To my mind, instead of giving out questionnaires after exhibitions, we ought to look to the history of the arts for evidence. Here, it seems clear enough, there are many sociopolitical changes to which the arts have indeed not contributed positively (the closing of the ozone hole, the smoking policy). But it is hard to imagine, say, the significant political change in the realm of multiculturalism, women’s rights or gay rights in modern democracies over the past 50 years, without invoking the way in which such issues have been treated in the sphere of artistic and cultural production. And I would also venture to say that political positions that have failed to be translated into a broader cultural moment through the arts – for instance, activism against tax evasion, or the recent effective altruism movement – have, for this reason, failed to implant themselves into the awareness of a broader segment of the population.

Meanwhile, the second qualm often expressed about the possibility of artistic contribution to political discourse pertains to their reach. Perhaps, you might grant me, exceptionally crafted artworks can allow citizens to attend to divisive political issues without the pitfalls of antagonism. But are climate change sceptics going to go see a Polish arthouse film that is an allegory for global warming? Were homophobes reading Giovanni’s Room in 1956? Is I May Destroy You already appealing to largely a metropolitan, liberal audience? And, if so, do the conversations that the arts provoke occur only among those already in agreement?

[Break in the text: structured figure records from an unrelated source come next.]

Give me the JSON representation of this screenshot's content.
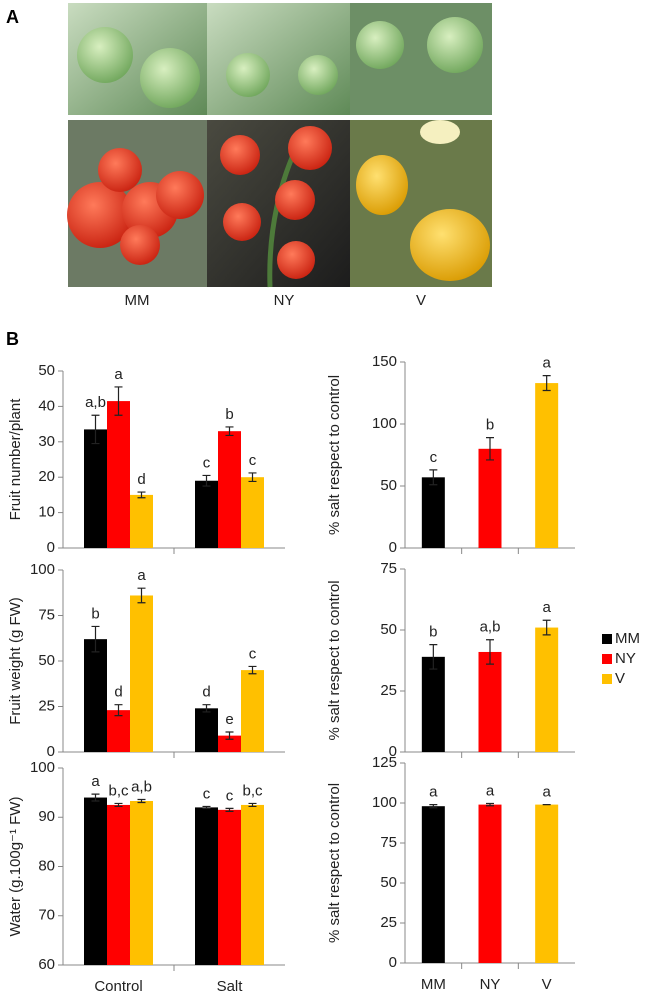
{
  "figure": {
    "panel_a": "A",
    "panel_b": "B",
    "photo_labels": [
      "MM",
      "NY",
      "V"
    ]
  },
  "chart_data": [
    {
      "type": "bar",
      "ylabel": "Fruit number/plant",
      "categories": [
        null,
        null
      ],
      "series": [
        {
          "name": "MM",
          "color": "#000000",
          "values": [
            33.5,
            19
          ],
          "errors": [
            4,
            1.5
          ],
          "annotations": [
            "a,b",
            "c"
          ]
        },
        {
          "name": "NY",
          "color": "#ff0000",
          "values": [
            41.5,
            33
          ],
          "errors": [
            4,
            1.2
          ],
          "annotations": [
            "a",
            "b"
          ]
        },
        {
          "name": "V",
          "color": "#ffc000",
          "values": [
            15,
            20
          ],
          "errors": [
            0.8,
            1.2
          ],
          "annotations": [
            "d",
            "c"
          ]
        }
      ],
      "ylim": [
        0,
        50
      ],
      "yticks": [
        0,
        10,
        20,
        30,
        40,
        50
      ]
    },
    {
      "type": "bar",
      "ylabel": "% salt respect to control",
      "categories": [
        null,
        null,
        null
      ],
      "values": [
        57,
        80,
        133
      ],
      "errors": [
        6,
        9,
        6
      ],
      "annotations": [
        "c",
        "b",
        "a"
      ],
      "colors": [
        "#000000",
        "#ff0000",
        "#ffc000"
      ],
      "ylim": [
        0,
        150
      ],
      "yticks": [
        0,
        50,
        100,
        150
      ]
    },
    {
      "type": "bar",
      "ylabel": "Fruit weight (g FW)",
      "categories": [
        null,
        null
      ],
      "series": [
        {
          "name": "MM",
          "color": "#000000",
          "values": [
            62,
            24
          ],
          "errors": [
            7,
            2
          ],
          "annotations": [
            "b",
            "d"
          ]
        },
        {
          "name": "NY",
          "color": "#ff0000",
          "values": [
            23,
            9
          ],
          "errors": [
            3,
            2
          ],
          "annotations": [
            "d",
            "e"
          ]
        },
        {
          "name": "V",
          "color": "#ffc000",
          "values": [
            86,
            45
          ],
          "errors": [
            4,
            2
          ],
          "annotations": [
            "a",
            "c"
          ]
        }
      ],
      "ylim": [
        0,
        100
      ],
      "yticks": [
        0,
        25,
        50,
        75,
        100
      ],
      "legend": "right"
    },
    {
      "type": "bar",
      "ylabel": "% salt respect to control",
      "categories": [
        null,
        null,
        null
      ],
      "values": [
        39,
        41,
        51
      ],
      "errors": [
        5,
        5,
        3
      ],
      "annotations": [
        "b",
        "a,b",
        "a"
      ],
      "colors": [
        "#000000",
        "#ff0000",
        "#ffc000"
      ],
      "ylim": [
        0,
        75
      ],
      "yticks": [
        0,
        25,
        50,
        75
      ]
    },
    {
      "type": "bar",
      "ylabel": "Water (g.100g⁻¹ FW)",
      "categories": [
        "Control",
        "Salt"
      ],
      "series": [
        {
          "name": "MM",
          "color": "#000000",
          "values": [
            94,
            92
          ],
          "errors": [
            0.7,
            0.2
          ],
          "annotations": [
            "a",
            "c"
          ]
        },
        {
          "name": "NY",
          "color": "#ff0000",
          "values": [
            92.5,
            91.5
          ],
          "errors": [
            0.3,
            0.3
          ],
          "annotations": [
            "b,c",
            "c"
          ]
        },
        {
          "name": "V",
          "color": "#ffc000",
          "values": [
            93.3,
            92.5
          ],
          "errors": [
            0.3,
            0.3
          ],
          "annotations": [
            "a,b",
            "b,c"
          ]
        }
      ],
      "ylim": [
        60,
        100
      ],
      "yticks": [
        60,
        70,
        80,
        90,
        100
      ]
    },
    {
      "type": "bar",
      "ylabel": "% salt respect to control",
      "categories": [
        "MM",
        "NY",
        "V"
      ],
      "values": [
        98,
        99,
        99
      ],
      "errors": [
        1,
        0.7,
        0
      ],
      "annotations": [
        "a",
        "a",
        "a"
      ],
      "colors": [
        "#000000",
        "#ff0000",
        "#ffc000"
      ],
      "ylim": [
        0,
        125
      ],
      "yticks": [
        0,
        25,
        50,
        75,
        100,
        125
      ]
    }
  ]
}
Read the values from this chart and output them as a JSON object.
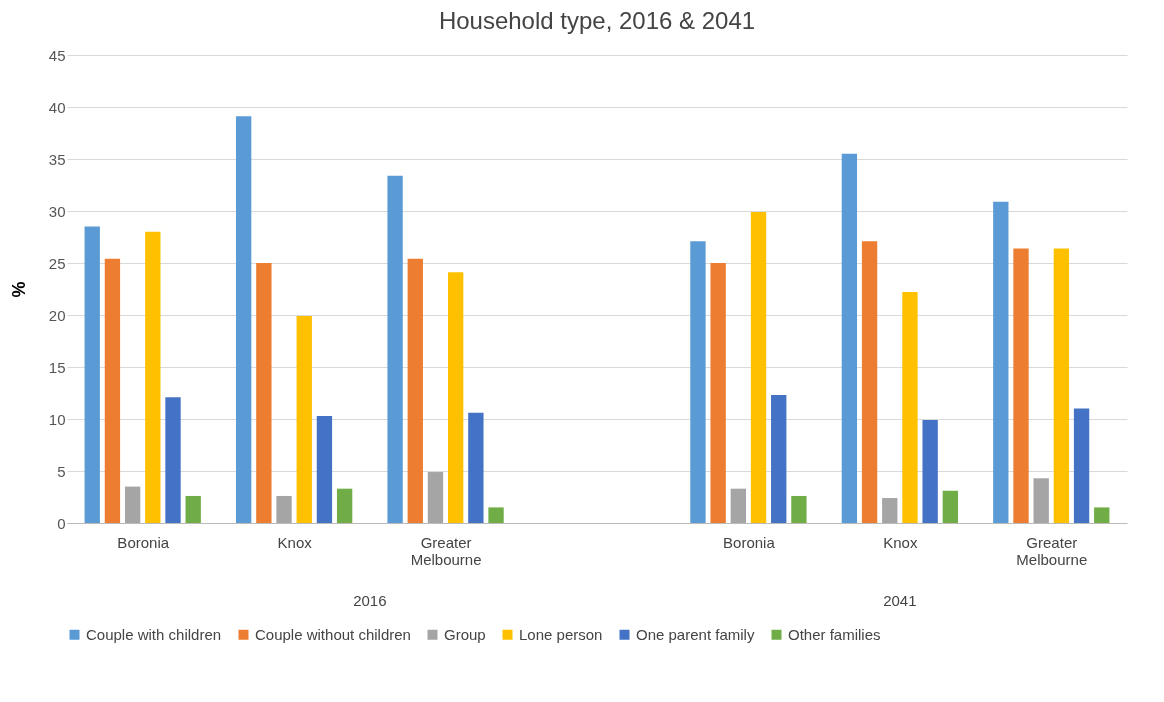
{
  "chart_data": {
    "type": "bar",
    "title": "Household type, 2016 & 2041",
    "ylabel": "%",
    "categories": [
      "Boronia",
      "Knox",
      "Greater Melbourne",
      null,
      "Boronia",
      "Knox",
      "Greater Melbourne"
    ],
    "series": [
      {
        "name": "Couple with children",
        "color": "#5b9bd5",
        "values": [
          28.5,
          39.1,
          33.4,
          null,
          27.1,
          35.5,
          30.9
        ]
      },
      {
        "name": "Couple without children",
        "color": "#ed7d31",
        "values": [
          25.4,
          25.0,
          25.4,
          null,
          25.0,
          27.1,
          26.4
        ]
      },
      {
        "name": "Group",
        "color": "#a5a5a5",
        "values": [
          3.5,
          2.6,
          4.9,
          null,
          3.3,
          2.4,
          4.3
        ]
      },
      {
        "name": "Lone person",
        "color": "#ffc000",
        "values": [
          28.0,
          19.9,
          24.1,
          null,
          29.9,
          22.2,
          26.4
        ]
      },
      {
        "name": "One parent family",
        "color": "#4472c4",
        "values": [
          12.1,
          10.3,
          10.6,
          null,
          12.3,
          9.9,
          11.0
        ]
      },
      {
        "name": "Other families",
        "color": "#70ad47",
        "values": [
          2.6,
          3.3,
          1.5,
          null,
          2.6,
          3.1,
          1.5
        ]
      }
    ],
    "annotations": [
      "2016",
      "2041"
    ],
    "ylim": [
      0,
      45
    ],
    "yticks": [
      0,
      5,
      10,
      15,
      20,
      25,
      30,
      35,
      40,
      45
    ],
    "grid": "y",
    "legend": "bottom"
  }
}
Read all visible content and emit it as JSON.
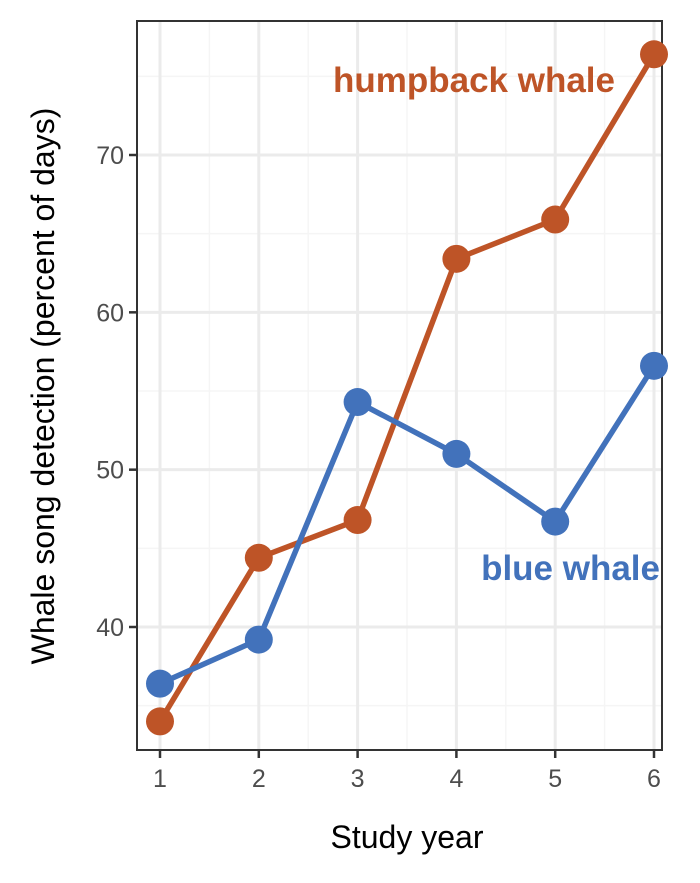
{
  "chart_data": {
    "type": "line",
    "title": "",
    "xlabel": "Study year",
    "ylabel": "Whale song detection (percent of days)",
    "x": [
      1,
      2,
      3,
      4,
      5,
      6
    ],
    "xlim": [
      0.77,
      6.08
    ],
    "ylim": [
      32.2,
      78.5
    ],
    "x_ticks": [
      "1",
      "2",
      "3",
      "4",
      "5",
      "6"
    ],
    "y_ticks": [
      "40",
      "50",
      "60",
      "70"
    ],
    "grid": true,
    "legend_position": "direct labels",
    "series": [
      {
        "name": "humpback whale",
        "color": "#BE5427",
        "values": [
          34.0,
          44.4,
          46.8,
          63.4,
          65.9,
          76.4
        ]
      },
      {
        "name": "blue whale",
        "color": "#4272BB",
        "values": [
          36.4,
          39.2,
          54.3,
          51.0,
          46.7,
          56.6
        ]
      }
    ],
    "annotations": [
      {
        "text": "humpback whale",
        "color": "#BE5427",
        "position": "top right"
      },
      {
        "text": "blue whale",
        "color": "#4272BB",
        "position": "right, below blue line"
      }
    ]
  }
}
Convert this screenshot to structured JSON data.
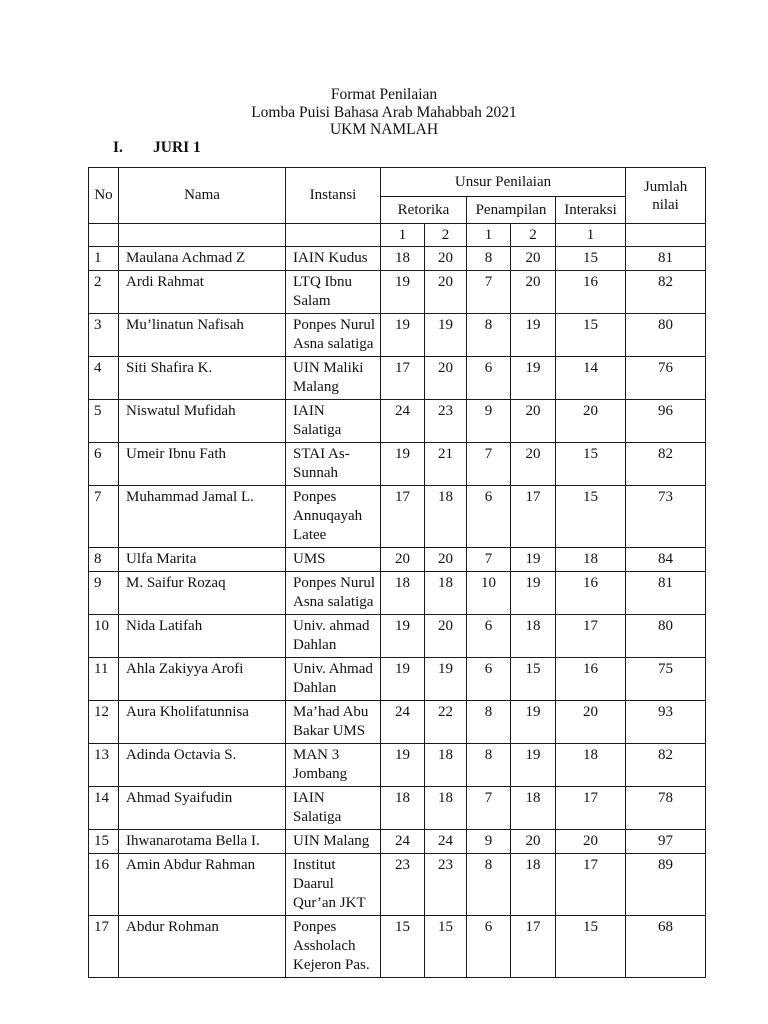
{
  "title": {
    "line1": "Format Penilaian",
    "line2": "Lomba Puisi Bahasa Arab Mahabbah 2021",
    "line3": "UKM NAMLAH"
  },
  "section": {
    "numeral": "I.",
    "label": "JURI 1"
  },
  "table": {
    "headers": {
      "no": "No",
      "nama": "Nama",
      "instansi": "Instansi",
      "unsur": "Unsur Penilaian",
      "retorika": "Retorika",
      "penampilan": "Penampilan",
      "interaksi": "Interaksi",
      "jumlah": "Jumlah nilai",
      "sub": [
        "1",
        "2",
        "1",
        "2",
        "1"
      ]
    },
    "rows": [
      {
        "no": "1",
        "nama": "Maulana Achmad Z",
        "instansi": "IAIN Kudus",
        "r1": "18",
        "r2": "20",
        "p1": "8",
        "p2": "20",
        "i1": "15",
        "jumlah": "81"
      },
      {
        "no": "2",
        "nama": "Ardi Rahmat",
        "instansi": "LTQ Ibnu Salam",
        "r1": "19",
        "r2": "20",
        "p1": "7",
        "p2": "20",
        "i1": "16",
        "jumlah": "82"
      },
      {
        "no": "3",
        "nama": "Mu’linatun Nafisah",
        "instansi": "Ponpes Nurul Asna salatiga",
        "r1": "19",
        "r2": "19",
        "p1": "8",
        "p2": "19",
        "i1": "15",
        "jumlah": "80"
      },
      {
        "no": "4",
        "nama": "Siti Shafira K.",
        "instansi": "UIN Maliki Malang",
        "r1": "17",
        "r2": "20",
        "p1": "6",
        "p2": "19",
        "i1": "14",
        "jumlah": "76"
      },
      {
        "no": "5",
        "nama": "Niswatul Mufidah",
        "instansi": "IAIN Salatiga",
        "r1": "24",
        "r2": "23",
        "p1": "9",
        "p2": "20",
        "i1": "20",
        "jumlah": "96"
      },
      {
        "no": "6",
        "nama": "Umeir Ibnu Fath",
        "instansi": "STAI As-Sunnah",
        "r1": "19",
        "r2": "21",
        "p1": "7",
        "p2": "20",
        "i1": "15",
        "jumlah": "82"
      },
      {
        "no": "7",
        "nama": "Muhammad Jamal L.",
        "instansi": "Ponpes Annuqayah Latee",
        "r1": "17",
        "r2": "18",
        "p1": "6",
        "p2": "17",
        "i1": "15",
        "jumlah": "73"
      },
      {
        "no": "8",
        "nama": "Ulfa Marita",
        "instansi": "UMS",
        "r1": "20",
        "r2": "20",
        "p1": "7",
        "p2": "19",
        "i1": "18",
        "jumlah": "84"
      },
      {
        "no": "9",
        "nama": "M. Saifur Rozaq",
        "instansi": "Ponpes Nurul Asna salatiga",
        "r1": "18",
        "r2": "18",
        "p1": "10",
        "p2": "19",
        "i1": "16",
        "jumlah": "81"
      },
      {
        "no": "10",
        "nama": "Nida Latifah",
        "instansi": "Univ. ahmad Dahlan",
        "r1": "19",
        "r2": "20",
        "p1": "6",
        "p2": "18",
        "i1": "17",
        "jumlah": "80"
      },
      {
        "no": "11",
        "nama": "Ahla Zakiyya Arofi",
        "instansi": "Univ. Ahmad Dahlan",
        "r1": "19",
        "r2": "19",
        "p1": "6",
        "p2": "15",
        "i1": "16",
        "jumlah": "75"
      },
      {
        "no": "12",
        "nama": "Aura Kholifatunnisa",
        "instansi": "Ma’had Abu Bakar UMS",
        "r1": "24",
        "r2": "22",
        "p1": "8",
        "p2": "19",
        "i1": "20",
        "jumlah": "93"
      },
      {
        "no": "13",
        "nama": "Adinda Octavia S.",
        "instansi": "MAN 3 Jombang",
        "r1": "19",
        "r2": "18",
        "p1": "8",
        "p2": "19",
        "i1": "18",
        "jumlah": "82"
      },
      {
        "no": "14",
        "nama": "Ahmad Syaifudin",
        "instansi": "IAIN Salatiga",
        "r1": "18",
        "r2": "18",
        "p1": "7",
        "p2": "18",
        "i1": "17",
        "jumlah": "78"
      },
      {
        "no": "15",
        "nama": "Ihwanarotama Bella I.",
        "instansi": "UIN Malang",
        "r1": "24",
        "r2": "24",
        "p1": "9",
        "p2": "20",
        "i1": "20",
        "jumlah": "97"
      },
      {
        "no": "16",
        "nama": "Amin Abdur Rahman",
        "instansi": "Institut Daarul Qur’an JKT",
        "r1": "23",
        "r2": "23",
        "p1": "8",
        "p2": "18",
        "i1": "17",
        "jumlah": "89"
      },
      {
        "no": "17",
        "nama": "Abdur Rohman",
        "instansi": "Ponpes Assholach Kejeron Pas.",
        "r1": "15",
        "r2": "15",
        "p1": "6",
        "p2": "17",
        "i1": "15",
        "jumlah": "68"
      }
    ]
  }
}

The question ‘but who has seen the work?’ points to a broader problem of the public sphere: who is talking to whom, and through which media. If we conceive of the arts broadly enough – to include, say, video games and popular music – their reach is certainly broad, though it always splits along different demographics. To invoke a stereotype, it might be the case that conservatives will be drawn to traditional artforms, and liberals towards artforms that, either in content or form, challenge the status quo. When this happens, when an artwork sets out primarily to put forward a position, it may well feel that the arts are preaching to the converted. But, if an artwork instead attempts to create a space of thought, in which open-endedness is possible, and where something other than position-taking occurs, then argument begins to point the other way.

If the value of art is that it allows us to attend to politics without group-based antagonism, then we should feel comfortable to engage with those artworks, regardless of our political persuasion. The value of the arts, in other words, becomes intertwined with the value of democracy itself; and this, if anything, is a reason for the state to support and promulgate the arts.